4. Adjudication Method (e.g. 2+1, 3+1, none) for the Test Set
No explicit adjudication method is mentioned. The ground truth for clinical samples appears to be based on pre-existing clinical diagnoses.
5. If a Multi-Reader Multi-Case (MRMC) Comparative Effectiveness Study Was Done, If So, What Was the Effect Size of How Much Human Readers Improve With AI vs Without AI Assistance
This section is not applicable as the device is a standalone in vitro diagnostic immunoassay, not an AI-enabled device or an assist device for human readers. No MRMC study was conducted.
6. If a Standalone (i.e. algorithm only without human-in-the-loop performance) Was Done
This device is a standalone algorithm/device in the sense that it performs automated semi-quantitative measurement of antibodies without real-time human interpretation impacting the measurement result. The assay directly measures the amount of antibody via fluorescence. The interpretation of results (negative, equivocal, positive) is based on predefined cut-offs.
7. The Type of Ground Truth Used (expert consensus, pathology, outcomes data, etc)
- Analytical ground truth: Based on reference materials, spiked samples, and dilution series with known concentrations or characteristics.

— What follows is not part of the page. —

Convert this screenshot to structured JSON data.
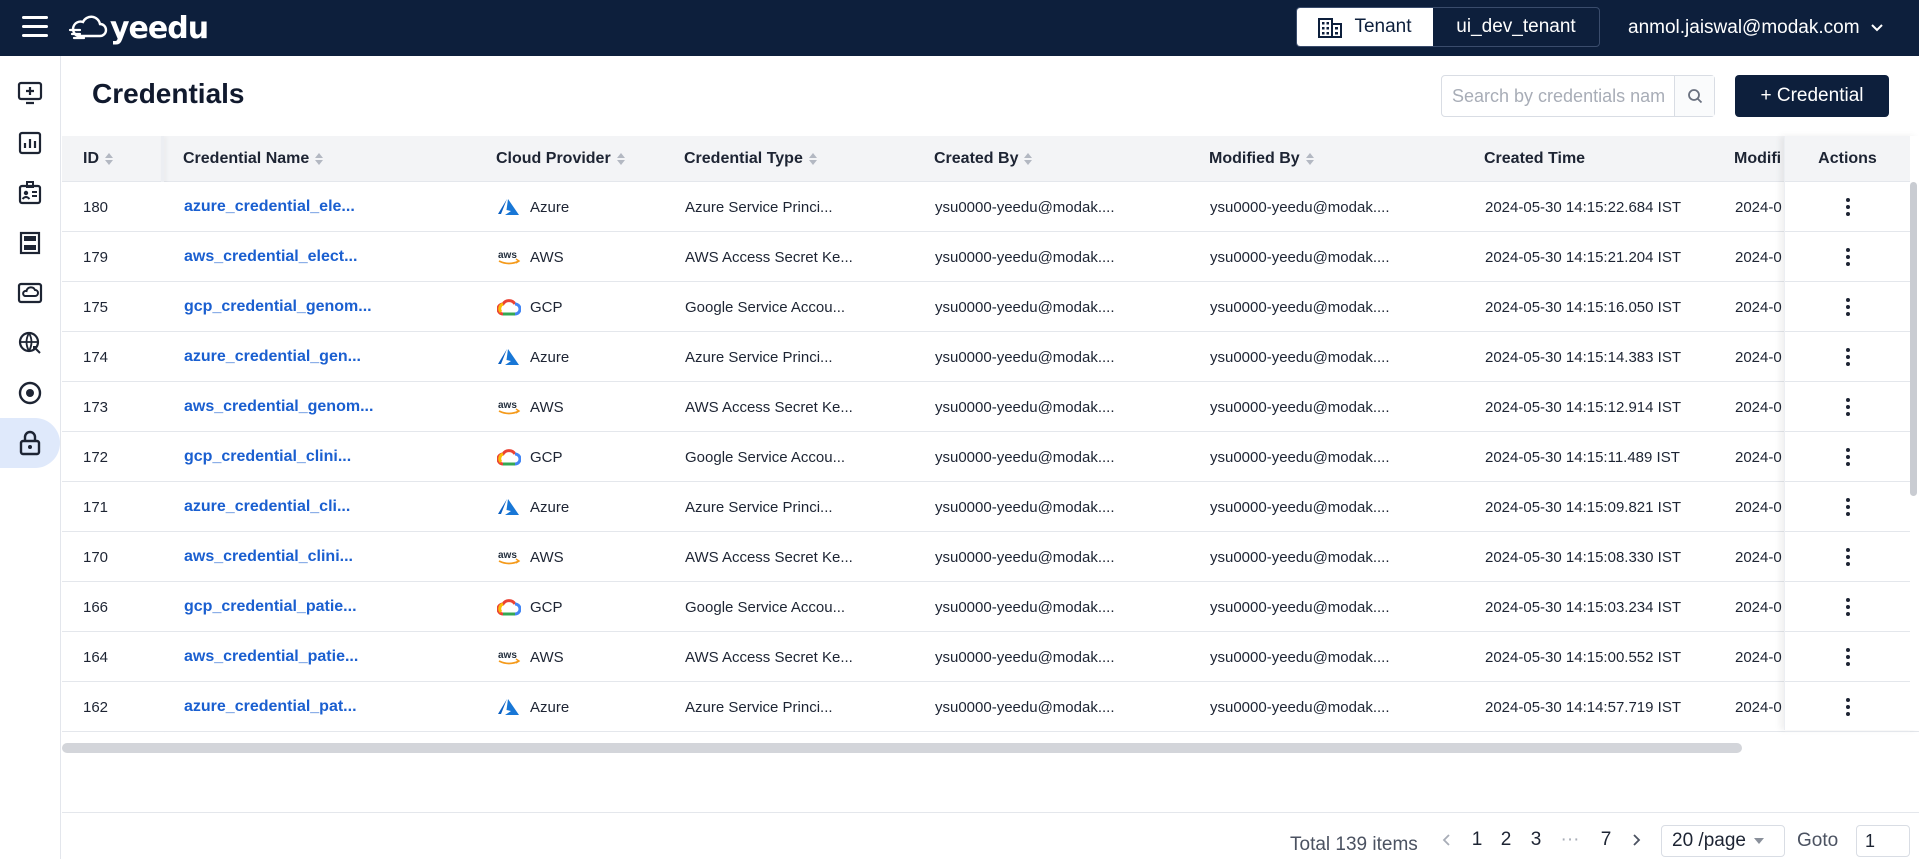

- Clinical ground truth: "Clinically defined serum samples with a diagnosis" (e.g., SLE patients, various disease controls). This implies established clinical diagnoses, likely based on standard diagnostic criteria, which could involve expert clinical assessment, pathology, and other laboratory findings.
8. The Sample Size for the Training Set
This document does not specify a separate "training set" in the context of machine learning or AI. For a traditional immunoassay, method development and optimization would involve various experiments and sample sets, but these are not explicitly termed "training sets" here. The "Assay Cut-Off" study used 70 healthy blood donors and 30 SLE patients to define the cut-off, which could be considered a form of "training" for the interpretive criteria.
9. How the Ground Truth for the Training Set Was Established
As noted above, a formal "training set" in the AI sense is not described. For the cut-off determination, the ground truth was established by using "apparently healthy blood donors" and "samples from SLE patients," indicating that these samples had known clinical statuses (healthy or diagnosed with SLE).